Another game, another loss. My son’s hockey team is 15 games into the season and they have not tasted victory.
I know, sports is not all about winning but unless we flip our culture on its’ head, winning is still an important factor in relation to the fun quotient in youth sports. From a very early age in youth sports, despite some well-intentioned policies such as not keeping score, kids understand what the goal is in team sports. And that goal is to score more than the other team.
So back to my son’s hockey team and their miserable slump. How does a parent balance the primary importance of their child just having fun with the underlying desire to win? Let’s cut the crap so to speak. We all know (well at least those of us who have played sports know) that there is an undeniable connection between your level of enjoyment and whether you were successful. With this knowledge, as a parent how can we respect ourselves and our children by peddling the same old cliches such as “just as long as you are having fun” when your child is experiencing loss after loss?

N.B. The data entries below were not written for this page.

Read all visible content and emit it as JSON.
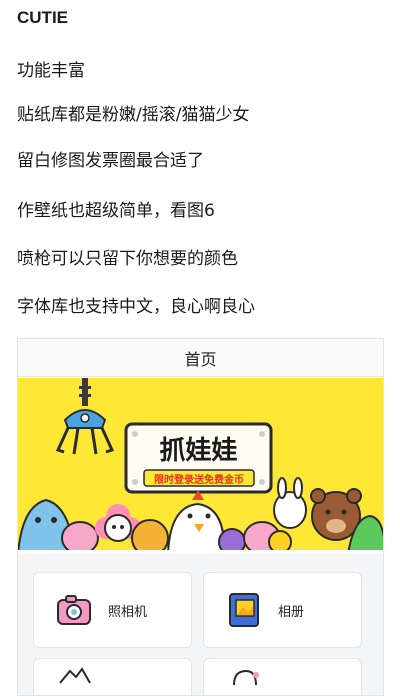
{
  "article": {
    "title": "CUTIE",
    "paragraphs": [
      "功能丰富",
      "贴纸库都是粉嫩/摇滚/猫猫少女",
      "留白修图发票圈最合适了",
      "作壁纸也超级简单，看图6",
      "喷枪可以只留下你想要的颜色",
      "字体库也支持中文，良心啊良心"
    ]
  },
  "app": {
    "header_title": "首页",
    "banner": {
      "title": "抓娃娃",
      "subtitle": "限时登录送免费金币",
      "background": "#ffe835"
    },
    "menu": [
      {
        "label": "照相机",
        "icon": "camera-icon"
      },
      {
        "label": "相册",
        "icon": "album-icon"
      },
      {
        "label": "",
        "icon": "mountain-icon"
      },
      {
        "label": "",
        "icon": "sticker-icon"
      }
    ]
  },
  "colors": {
    "accent_yellow": "#ffe835",
    "label_red": "#e5331c",
    "camera_pink": "#f29ac2",
    "album_blue": "#3d6fd6"
  }
}
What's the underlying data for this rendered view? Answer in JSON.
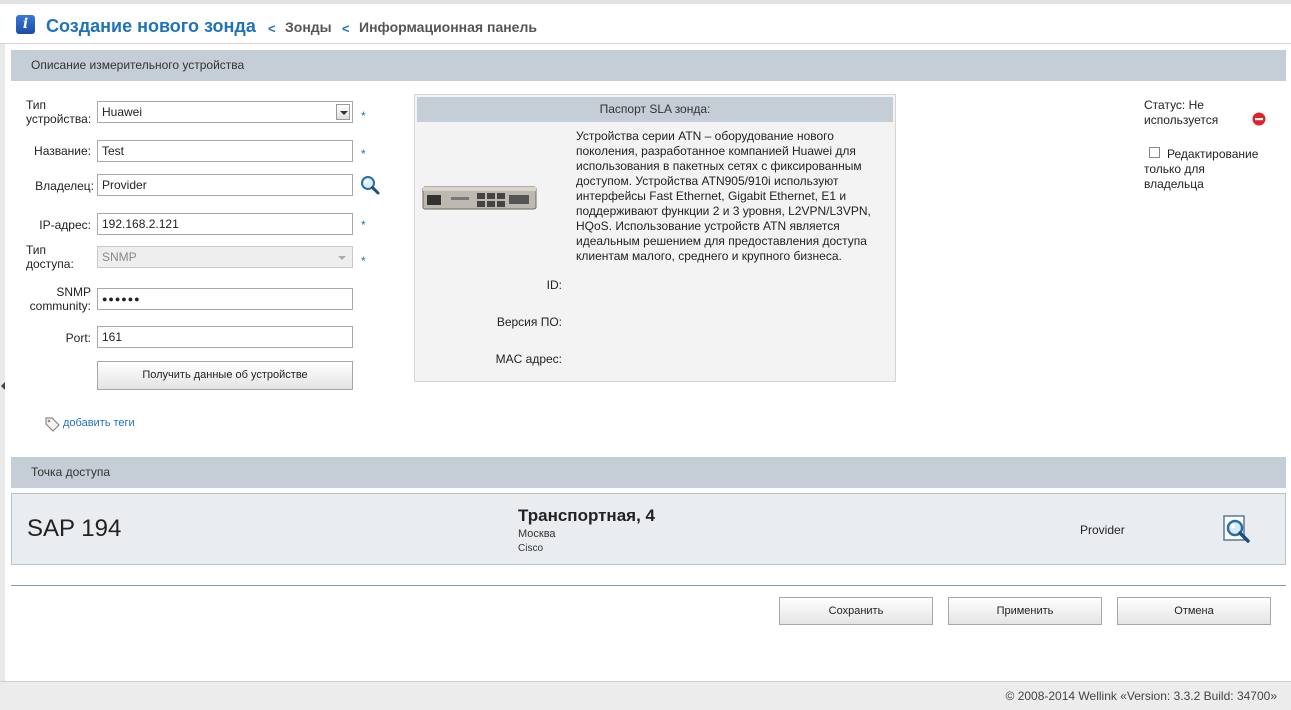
{
  "header": {
    "title": "Создание нового зонда",
    "breadcrumbs": [
      "Зонды",
      "Информационная панель"
    ]
  },
  "device_section": {
    "title": "Описание измерительного устройства",
    "fields": {
      "device_type": {
        "label_line1": "Тип",
        "label_line2": "устройства:",
        "value": "Huawei"
      },
      "name": {
        "label": "Название:",
        "value": "Test"
      },
      "owner": {
        "label": "Владелец:",
        "value": "Provider"
      },
      "ip": {
        "label": "IP-адрес:",
        "value": "192.168.2.121"
      },
      "access_type": {
        "label_line1": "Тип",
        "label_line2": "доступа:",
        "value": "SNMP"
      },
      "snmp": {
        "label_line1": "SNMP",
        "label_line2": "community:",
        "value": "●●●●●●"
      },
      "port": {
        "label": "Port:",
        "value": "161"
      }
    },
    "required_mark": "*",
    "get_device_button": "Получить данные об устройстве",
    "add_tags_link": "добавить теги"
  },
  "sla_passport": {
    "title": "Паспорт SLA зонда:",
    "description": "Устройства серии ATN – оборудование нового поколения, разработанное компанией Huawei для использования в пакетных сетях с фиксированным доступом. Устройства ATN905/910i используют интерфейсы Fast Ethernet, Gigabit Ethernet, E1 и поддерживают функции 2 и 3 уровня, L2VPN/L3VPN, HQoS. Использование устройств ATN является идеальным решением для предоставления доступа клиентам малого, среднего и крупного бизнеса.",
    "id_label": "ID:",
    "firmware_label": "Версия ПО:",
    "mac_label": "MAC адрес:"
  },
  "status": {
    "label_line1": "Статус: Не",
    "label_line2": "используется",
    "edit_owner_line1": "Редактирование",
    "edit_owner_line2": "только для",
    "edit_owner_line3": "владельца",
    "edit_owner_checked": false
  },
  "access_point": {
    "title": "Точка доступа",
    "sap": "SAP 194",
    "address": "Транспортная, 4",
    "city": "Москва",
    "vendor": "Cisco",
    "owner": "Provider"
  },
  "actions": {
    "save": "Сохранить",
    "apply": "Применить",
    "cancel": "Отмена"
  },
  "footer": {
    "text": "© 2008-2014 Wellink «Version: 3.3.2 Build: 34700»"
  },
  "colors": {
    "accent": "#1f73b8",
    "section_header": "#c5ced6",
    "status_icon": "#d8262c"
  }
}
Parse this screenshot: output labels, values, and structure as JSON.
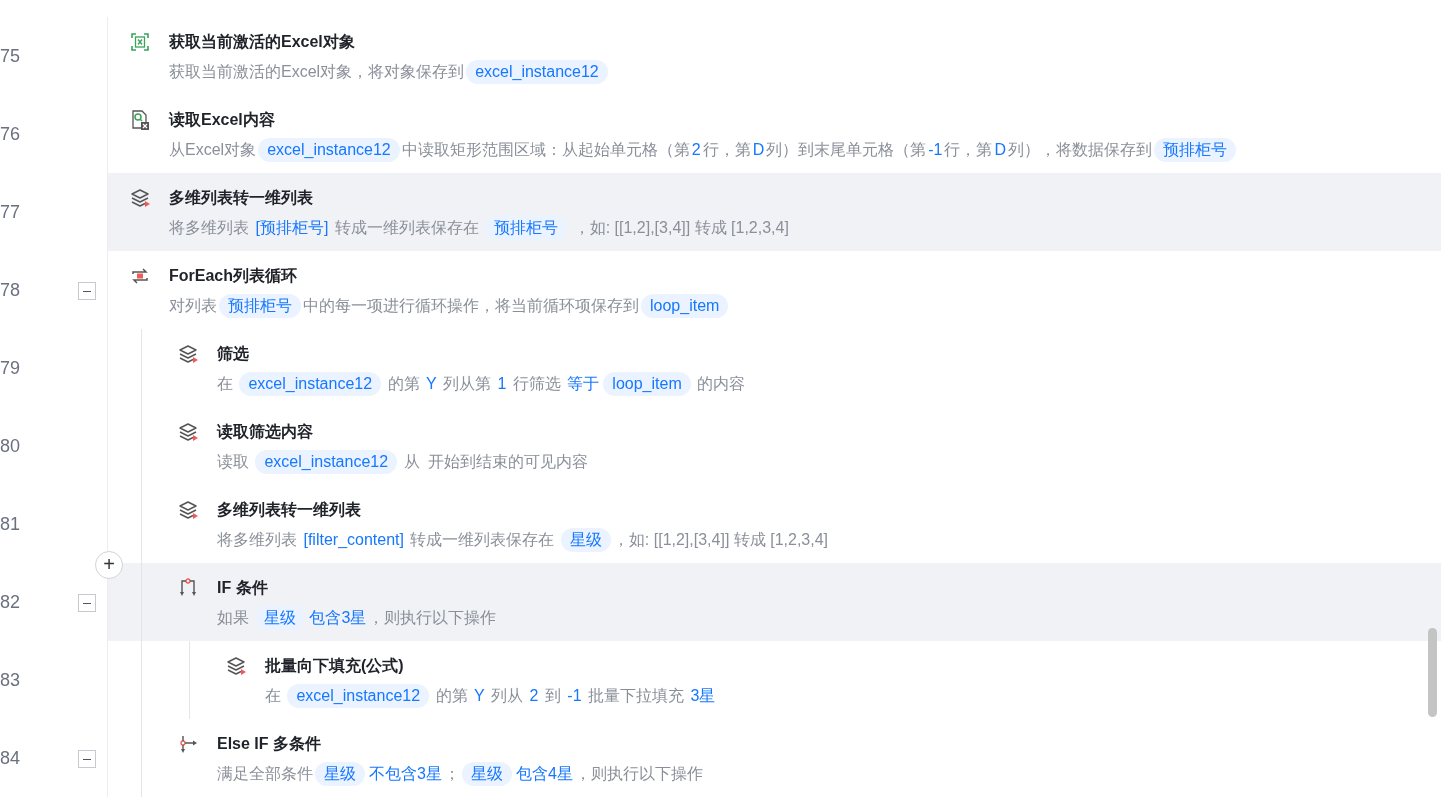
{
  "steps": [
    {
      "number": "75",
      "kind": "excel-get",
      "title": "获取当前激活的Excel对象",
      "highlighted": false,
      "description": [
        {
          "kind": "text",
          "text": "获取当前激活的Excel对象，将对象保存到"
        },
        {
          "kind": "var",
          "text": "excel_instance12"
        }
      ]
    },
    {
      "number": "76",
      "kind": "excel-read",
      "title": "读取Excel内容",
      "highlighted": false,
      "description": [
        {
          "kind": "text",
          "text": "从Excel对象"
        },
        {
          "kind": "var",
          "text": "excel_instance12"
        },
        {
          "kind": "text",
          "text": "中读取矩形范围区域：从起始单元格（第"
        },
        {
          "kind": "value",
          "text": "2"
        },
        {
          "kind": "text",
          "text": "行，第"
        },
        {
          "kind": "value",
          "text": "D"
        },
        {
          "kind": "text",
          "text": "列）到末尾单元格（第"
        },
        {
          "kind": "value",
          "text": "-1"
        },
        {
          "kind": "text",
          "text": "行，第"
        },
        {
          "kind": "value",
          "text": "D"
        },
        {
          "kind": "text",
          "text": "列），将数据保存到"
        },
        {
          "kind": "var",
          "text": "预排柜号"
        }
      ]
    },
    {
      "number": "77",
      "kind": "layers",
      "title": "多维列表转一维列表",
      "highlighted": true,
      "description": [
        {
          "kind": "text",
          "text": "将多维列表 "
        },
        {
          "kind": "value",
          "text": "[预排柜号]"
        },
        {
          "kind": "text",
          "text": " 转成一维列表保存在 "
        },
        {
          "kind": "var",
          "text": "预排柜号"
        },
        {
          "kind": "text",
          "text": " ，如: [[1,2],[3,4]] 转成 [1,2,3,4]"
        }
      ]
    },
    {
      "number": "78",
      "kind": "loop",
      "title": "ForEach列表循环",
      "highlighted": false,
      "expanded": true,
      "description": [
        {
          "kind": "text",
          "text": "对列表"
        },
        {
          "kind": "var",
          "text": "预排柜号"
        },
        {
          "kind": "text",
          "text": "中的每一项进行循环操作，将当前循环项保存到"
        },
        {
          "kind": "var",
          "text": "loop_item"
        }
      ],
      "children": [
        {
          "number": "79",
          "kind": "layers",
          "title": "筛选",
          "highlighted": false,
          "description": [
            {
              "kind": "text",
              "text": "在 "
            },
            {
              "kind": "var",
              "text": "excel_instance12"
            },
            {
              "kind": "text",
              "text": " 的第 "
            },
            {
              "kind": "value",
              "text": "Y"
            },
            {
              "kind": "text",
              "text": " 列从第 "
            },
            {
              "kind": "value",
              "text": "1"
            },
            {
              "kind": "text",
              "text": " 行筛选 "
            },
            {
              "kind": "value",
              "text": "等于"
            },
            {
              "kind": "var",
              "text": "loop_item"
            },
            {
              "kind": "text",
              "text": " 的内容"
            }
          ]
        },
        {
          "number": "80",
          "kind": "layers",
          "title": "读取筛选内容",
          "highlighted": false,
          "description": [
            {
              "kind": "text",
              "text": "读取 "
            },
            {
              "kind": "var",
              "text": "excel_instance12"
            },
            {
              "kind": "text",
              "text": " 从  开始到结束的可见内容"
            }
          ]
        },
        {
          "number": "81",
          "kind": "layers",
          "title": "多维列表转一维列表",
          "highlighted": false,
          "add_button": "+",
          "description": [
            {
              "kind": "text",
              "text": "将多维列表 "
            },
            {
              "kind": "value",
              "text": "[filter_content]"
            },
            {
              "kind": "text",
              "text": " 转成一维列表保存在 "
            },
            {
              "kind": "var",
              "text": "星级"
            },
            {
              "kind": "text",
              "text": "，如: [[1,2],[3,4]] 转成 [1,2,3,4]"
            }
          ]
        },
        {
          "number": "82",
          "kind": "if",
          "title": "IF 条件",
          "highlighted": true,
          "expanded": true,
          "description": [
            {
              "kind": "text",
              "text": "如果 "
            },
            {
              "kind": "var",
              "text": "星级"
            },
            {
              "kind": "value",
              "text": "包含3星"
            },
            {
              "kind": "text",
              "text": "，则执行以下操作"
            }
          ],
          "children": [
            {
              "number": "83",
              "kind": "layers",
              "title": "批量向下填充(公式)",
              "highlighted": false,
              "description": [
                {
                  "kind": "text",
                  "text": "在 "
                },
                {
                  "kind": "var",
                  "text": "excel_instance12"
                },
                {
                  "kind": "text",
                  "text": " 的第 "
                },
                {
                  "kind": "value",
                  "text": "Y"
                },
                {
                  "kind": "text",
                  "text": " 列从 "
                },
                {
                  "kind": "value",
                  "text": "2"
                },
                {
                  "kind": "text",
                  "text": " 到 "
                },
                {
                  "kind": "value",
                  "text": "-1"
                },
                {
                  "kind": "text",
                  "text": " 批量下拉填充 "
                },
                {
                  "kind": "value",
                  "text": "3星"
                }
              ]
            }
          ]
        },
        {
          "number": "84",
          "kind": "elseif",
          "title": "Else IF 多条件",
          "highlighted": false,
          "expanded": true,
          "description": [
            {
              "kind": "text",
              "text": "满足全部条件"
            },
            {
              "kind": "var",
              "text": "星级"
            },
            {
              "kind": "value",
              "text": "不包含3星"
            },
            {
              "kind": "text",
              "text": "；"
            },
            {
              "kind": "var",
              "text": "星级"
            },
            {
              "kind": "value",
              "text": "包含4星"
            },
            {
              "kind": "text",
              "text": "，则执行以下操作"
            }
          ]
        }
      ]
    }
  ]
}
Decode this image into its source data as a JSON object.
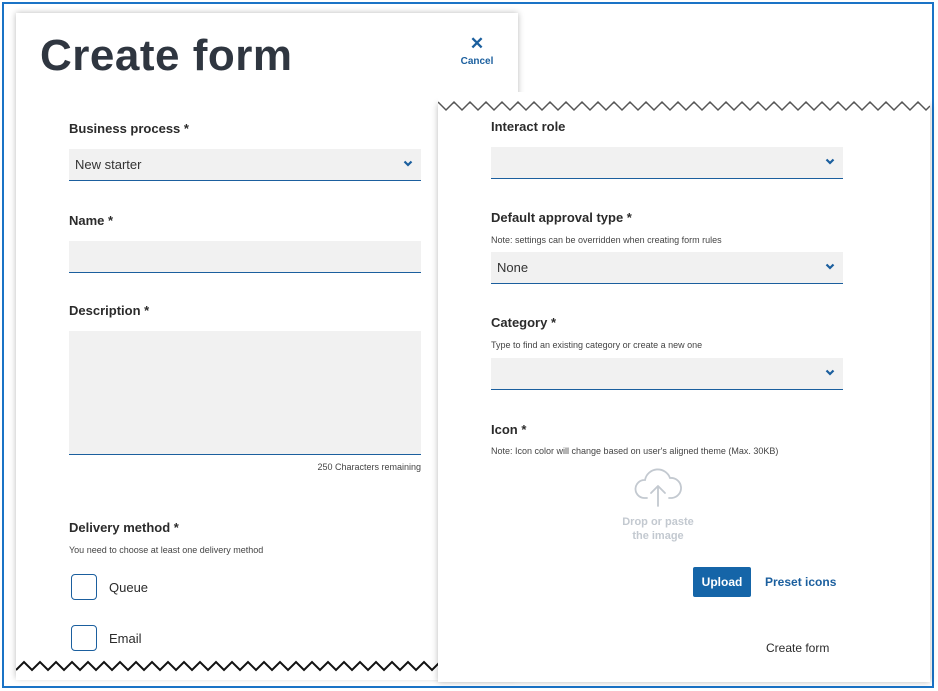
{
  "page_title": "Create form",
  "cancel": {
    "icon": "close-icon",
    "label": "Cancel"
  },
  "business_process": {
    "label": "Business process *",
    "value": "New starter"
  },
  "name": {
    "label": "Name *",
    "value": ""
  },
  "description": {
    "label": "Description *",
    "value": "",
    "counter": "250 Characters remaining"
  },
  "delivery_method": {
    "label": "Delivery method *",
    "note": "You need to choose at least one delivery method",
    "options": [
      {
        "label": "Queue",
        "checked": false
      },
      {
        "label": "Email",
        "checked": false
      }
    ]
  },
  "interact_role": {
    "label": "Interact role",
    "value": ""
  },
  "default_approval_type": {
    "label": "Default approval type *",
    "note": "Note: settings can be overridden when creating form rules",
    "value": "None"
  },
  "category": {
    "label": "Category *",
    "note": "Type to find an existing category or create a new one",
    "value": ""
  },
  "icon_field": {
    "label": "Icon *",
    "note": "Note: Icon color will change based on user's aligned theme (Max. 30KB)",
    "drop_line1": "Drop or paste",
    "drop_line2": "the image",
    "upload_label": "Upload",
    "preset_label": "Preset icons"
  },
  "create_form_label": "Create form",
  "colors": {
    "accent": "#1b5f9e",
    "button": "#1565a8",
    "frame": "#1a73c6",
    "field_bg": "#f1f1f1",
    "title": "#2f3640"
  },
  "icons": [
    "close-icon",
    "chevron-down-icon",
    "cloud-upload-icon"
  ]
}
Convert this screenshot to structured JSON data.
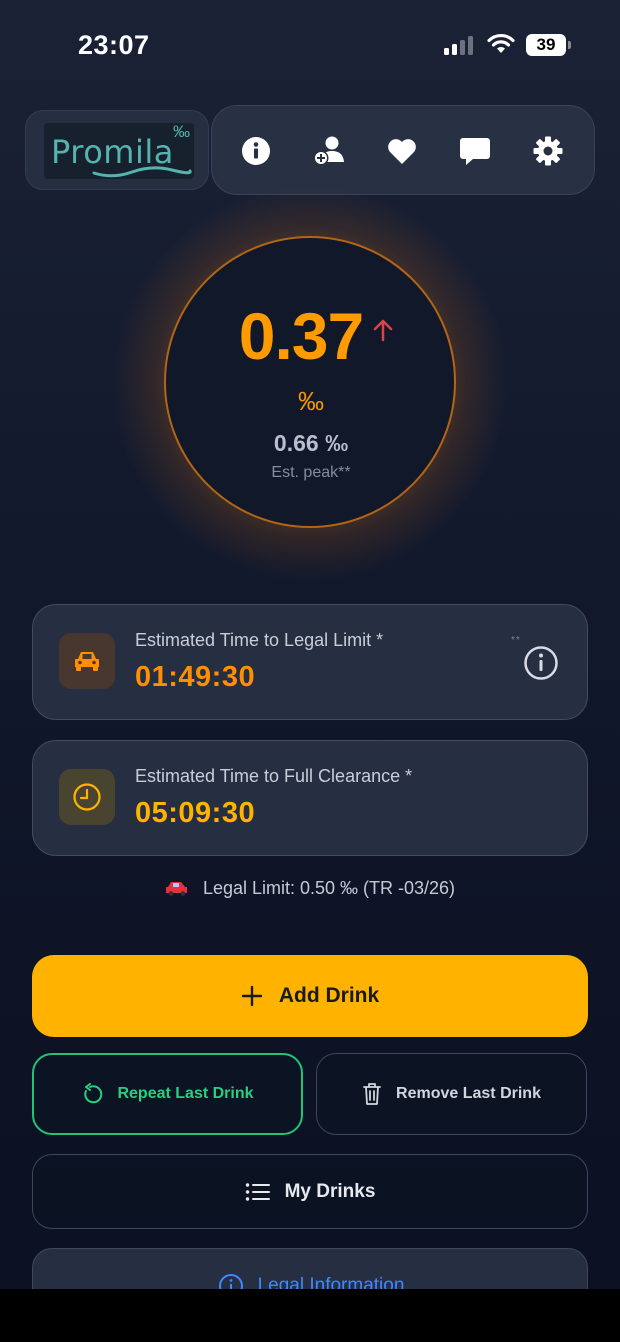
{
  "status_bar": {
    "time": "23:07",
    "battery": "39"
  },
  "header": {
    "logo_text": "Promila",
    "logo_mark": "‰",
    "icons": [
      "info-icon",
      "add-person-icon",
      "heart-icon",
      "chat-icon",
      "gear-icon"
    ]
  },
  "gauge": {
    "current_value": "0.37",
    "trend": "rising",
    "unit": "‰",
    "peak_value": "0.66 ‰",
    "peak_label": "Est. peak**"
  },
  "cards": {
    "legal": {
      "title": "Estimated Time to Legal Limit *",
      "time": "01:49:30",
      "footnote": "**",
      "icon": "car-icon",
      "color": "#ff8f00"
    },
    "clearance": {
      "title": "Estimated Time to Full Clearance *",
      "time": "05:09:30",
      "icon": "clock-icon",
      "color": "#ffb300"
    }
  },
  "legal_limit_text": "Legal Limit: 0.50 ‰ (TR -03/26)",
  "actions": {
    "add_drink": "Add Drink",
    "repeat_last": "Repeat Last Drink",
    "remove_last": "Remove Last Drink",
    "my_drinks": "My Drinks",
    "legal_info": "Legal Information"
  },
  "colors": {
    "accent": "#ffb300",
    "bac": "#ff9a00",
    "repeat": "#1fc37a",
    "link": "#3f88ff"
  }
}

My take is different and it may not be popular with some of the more kinder, gentler parent-types. While winning at all costs may not be healthy concept, “as long as you are having fun” is just as unhealthy mentally for children. Why can we not have a middle ground with regard to the importance of winning? Why can’t it be “I hope you are having fun – do you think it would be even more fun if you won?”
I believe the game is usually more fun when attached to success. The lesson is that your child should strive to win each and every time knowing full well that losing is still a possible outcome.
We focus so much on the importance of lessons learned when our children lose in sport and for the most part I agree with this focus. However, there is one thing that losing cannot teach our children. It cannot instill the feeling of joy and camaraderie they will experience when they win as a team. That feeling is exclusive to winning in team sports.
When I look back at my best memories from my days in competitive sports most are attached to a team success. Yes we learn lessons from losing but sometimes those lessons still taste sour. Winning usually always tastes sweet.
Postscript: Drake’s team registered their first victory of the season on the weekend. Nothing could be more important than the win but the fact that Drake netted the game-winning goal late in the third period made it even sweeter for him. I hope the win is the first of many more for the team.